Why to prioritize SaaS security for the enterprise
Awareness and remediation of the security risks across IaaS and PaaS is not a new concept. Security teams and the IT and infrastructure teams that support these environments often work closely and have a history of interconnected programs and business processes. Additionally, there is a vast array of tooling and technologies to support security assessment and management of IaaS and PaaS.
SaaS applications operate a bit differently. They’ve been built to empower a wide range of teams across the enterprise. Examples include a system of record for your sales team’s customer data, your development team’s source code, and your people team’s human resource information systems. These SaaS applications are used daily and by many end users with varying degrees of technical familiarity. Due to the volume and complexity, these applications are predominately foreign to security teams and would require time and energy to intimately understand.
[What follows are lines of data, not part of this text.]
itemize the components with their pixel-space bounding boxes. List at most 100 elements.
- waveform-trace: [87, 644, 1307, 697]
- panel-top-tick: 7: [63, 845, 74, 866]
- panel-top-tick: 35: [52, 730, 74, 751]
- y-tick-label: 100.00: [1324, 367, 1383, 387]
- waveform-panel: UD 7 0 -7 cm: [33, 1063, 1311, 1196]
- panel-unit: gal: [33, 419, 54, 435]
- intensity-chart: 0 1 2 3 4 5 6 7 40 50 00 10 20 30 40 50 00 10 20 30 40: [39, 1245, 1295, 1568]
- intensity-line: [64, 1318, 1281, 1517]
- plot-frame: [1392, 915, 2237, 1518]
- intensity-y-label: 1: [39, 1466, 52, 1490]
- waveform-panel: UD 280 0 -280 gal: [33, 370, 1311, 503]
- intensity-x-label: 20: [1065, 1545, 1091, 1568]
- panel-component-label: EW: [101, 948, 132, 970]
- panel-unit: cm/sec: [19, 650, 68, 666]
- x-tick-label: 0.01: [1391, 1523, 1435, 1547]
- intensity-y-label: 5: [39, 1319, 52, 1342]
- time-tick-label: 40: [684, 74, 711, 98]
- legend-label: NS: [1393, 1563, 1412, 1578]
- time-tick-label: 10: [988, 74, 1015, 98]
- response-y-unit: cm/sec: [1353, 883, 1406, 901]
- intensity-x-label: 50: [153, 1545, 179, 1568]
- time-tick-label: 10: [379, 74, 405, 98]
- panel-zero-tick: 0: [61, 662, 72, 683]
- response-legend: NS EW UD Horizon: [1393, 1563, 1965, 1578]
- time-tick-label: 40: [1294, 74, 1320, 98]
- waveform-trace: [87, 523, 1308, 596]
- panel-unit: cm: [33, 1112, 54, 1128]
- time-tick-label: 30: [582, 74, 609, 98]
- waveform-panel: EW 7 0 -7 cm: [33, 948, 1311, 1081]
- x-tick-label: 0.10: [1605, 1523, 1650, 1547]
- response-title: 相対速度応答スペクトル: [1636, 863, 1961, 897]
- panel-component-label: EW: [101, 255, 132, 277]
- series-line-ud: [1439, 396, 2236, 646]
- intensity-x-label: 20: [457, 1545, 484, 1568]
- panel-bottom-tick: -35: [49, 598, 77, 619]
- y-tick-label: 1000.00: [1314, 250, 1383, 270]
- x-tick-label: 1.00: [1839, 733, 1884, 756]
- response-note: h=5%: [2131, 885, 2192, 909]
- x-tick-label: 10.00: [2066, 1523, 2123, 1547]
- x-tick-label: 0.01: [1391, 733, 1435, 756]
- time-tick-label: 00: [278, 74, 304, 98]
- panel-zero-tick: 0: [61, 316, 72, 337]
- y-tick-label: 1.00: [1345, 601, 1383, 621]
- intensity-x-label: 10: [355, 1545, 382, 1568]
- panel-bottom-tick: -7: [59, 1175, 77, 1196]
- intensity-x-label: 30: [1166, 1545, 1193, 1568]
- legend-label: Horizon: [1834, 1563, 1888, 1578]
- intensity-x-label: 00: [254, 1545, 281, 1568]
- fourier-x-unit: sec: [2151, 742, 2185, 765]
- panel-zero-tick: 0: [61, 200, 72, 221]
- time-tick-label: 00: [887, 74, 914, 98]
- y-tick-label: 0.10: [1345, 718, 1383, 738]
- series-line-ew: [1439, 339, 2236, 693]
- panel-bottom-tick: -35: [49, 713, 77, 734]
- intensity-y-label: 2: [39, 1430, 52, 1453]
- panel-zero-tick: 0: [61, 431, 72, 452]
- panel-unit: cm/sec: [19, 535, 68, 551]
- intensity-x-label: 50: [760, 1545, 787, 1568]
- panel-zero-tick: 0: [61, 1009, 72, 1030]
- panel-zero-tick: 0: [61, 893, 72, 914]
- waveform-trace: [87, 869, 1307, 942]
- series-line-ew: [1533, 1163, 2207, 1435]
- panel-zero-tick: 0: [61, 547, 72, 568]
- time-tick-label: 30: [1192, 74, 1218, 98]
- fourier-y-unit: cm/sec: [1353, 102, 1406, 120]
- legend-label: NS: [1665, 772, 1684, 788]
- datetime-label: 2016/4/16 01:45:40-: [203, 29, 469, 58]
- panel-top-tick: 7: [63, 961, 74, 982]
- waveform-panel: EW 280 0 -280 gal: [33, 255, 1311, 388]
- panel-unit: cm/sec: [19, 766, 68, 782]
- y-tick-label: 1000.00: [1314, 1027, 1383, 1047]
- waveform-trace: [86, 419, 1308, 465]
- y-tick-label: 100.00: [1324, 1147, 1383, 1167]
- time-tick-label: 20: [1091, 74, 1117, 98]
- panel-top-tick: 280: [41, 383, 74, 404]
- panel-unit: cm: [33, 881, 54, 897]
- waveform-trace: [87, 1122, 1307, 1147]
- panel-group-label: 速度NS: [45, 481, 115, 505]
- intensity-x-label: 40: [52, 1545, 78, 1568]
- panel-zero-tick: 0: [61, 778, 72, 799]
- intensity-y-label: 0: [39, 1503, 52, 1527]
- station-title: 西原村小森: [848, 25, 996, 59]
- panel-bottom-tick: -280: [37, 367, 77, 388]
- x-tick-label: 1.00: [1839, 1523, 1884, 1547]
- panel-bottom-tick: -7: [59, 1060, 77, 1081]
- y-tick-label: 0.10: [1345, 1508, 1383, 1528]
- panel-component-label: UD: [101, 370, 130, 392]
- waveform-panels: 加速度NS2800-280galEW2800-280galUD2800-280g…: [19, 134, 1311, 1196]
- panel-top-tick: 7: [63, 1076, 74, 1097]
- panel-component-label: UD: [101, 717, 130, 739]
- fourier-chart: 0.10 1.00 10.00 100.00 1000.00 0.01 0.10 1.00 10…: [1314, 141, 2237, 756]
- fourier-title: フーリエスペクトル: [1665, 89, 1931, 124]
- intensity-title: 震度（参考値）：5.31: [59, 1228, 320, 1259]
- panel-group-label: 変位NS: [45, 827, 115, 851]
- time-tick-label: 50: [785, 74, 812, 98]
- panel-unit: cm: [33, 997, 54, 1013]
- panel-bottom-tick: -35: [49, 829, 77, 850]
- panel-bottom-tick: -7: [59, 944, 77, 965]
There is also the potential that the security team has had only brief engagements, if any, with the business units that purchase, manage, and support these SaaS applications. At best, the security team may have conducted an initial third party security assessment but the engagement with a SaaS application typically stops there. Due to these limited interactions, it makes it challenging for them to determine the breadth of use or the types of risks and threats posed to the enterprise from these applications once they are fully operational.
On the other hand, the internal teams that support these applications focus on delivering business requirements and functionality and may not be fully armed with the right guidance to properly secure these applications. Finding a balanced approach to fulfilling the needs of the business and properly securing SaaS applications requires a continuous joint effort. To date, this hasn’t occurred with consistency. It’s time to focus energy and resources on this risk vector. SaaS is critical infrastructure, afterall, and should be treated with the same priority as IaaS, PaaS, bare metal, and endpoints.
Wrangling the SaaS security outback
Gartner and the analyst community have taken note of this dilemma. They have warned that misconfigurations in SaaS applications caused by customer mistakes or lack of process oversight has been the leading cause of major cloud security incidents. Security researcher Aaron Costello suggested similar findings when he outlined the reconnaissance and exploitation steps an attacker may use to find and steal data through common SaaS misconfigurations. It’s a great, and necessary, read for anyone who works in security.
Understanding how your business-critical SaaS applications are being used across your company, including who uses them and why, are good first steps in establishing a baseline. How those SaaS applications are managed and administered are important factors as you garner additional awareness of the potential risk landscapes that have been introduced.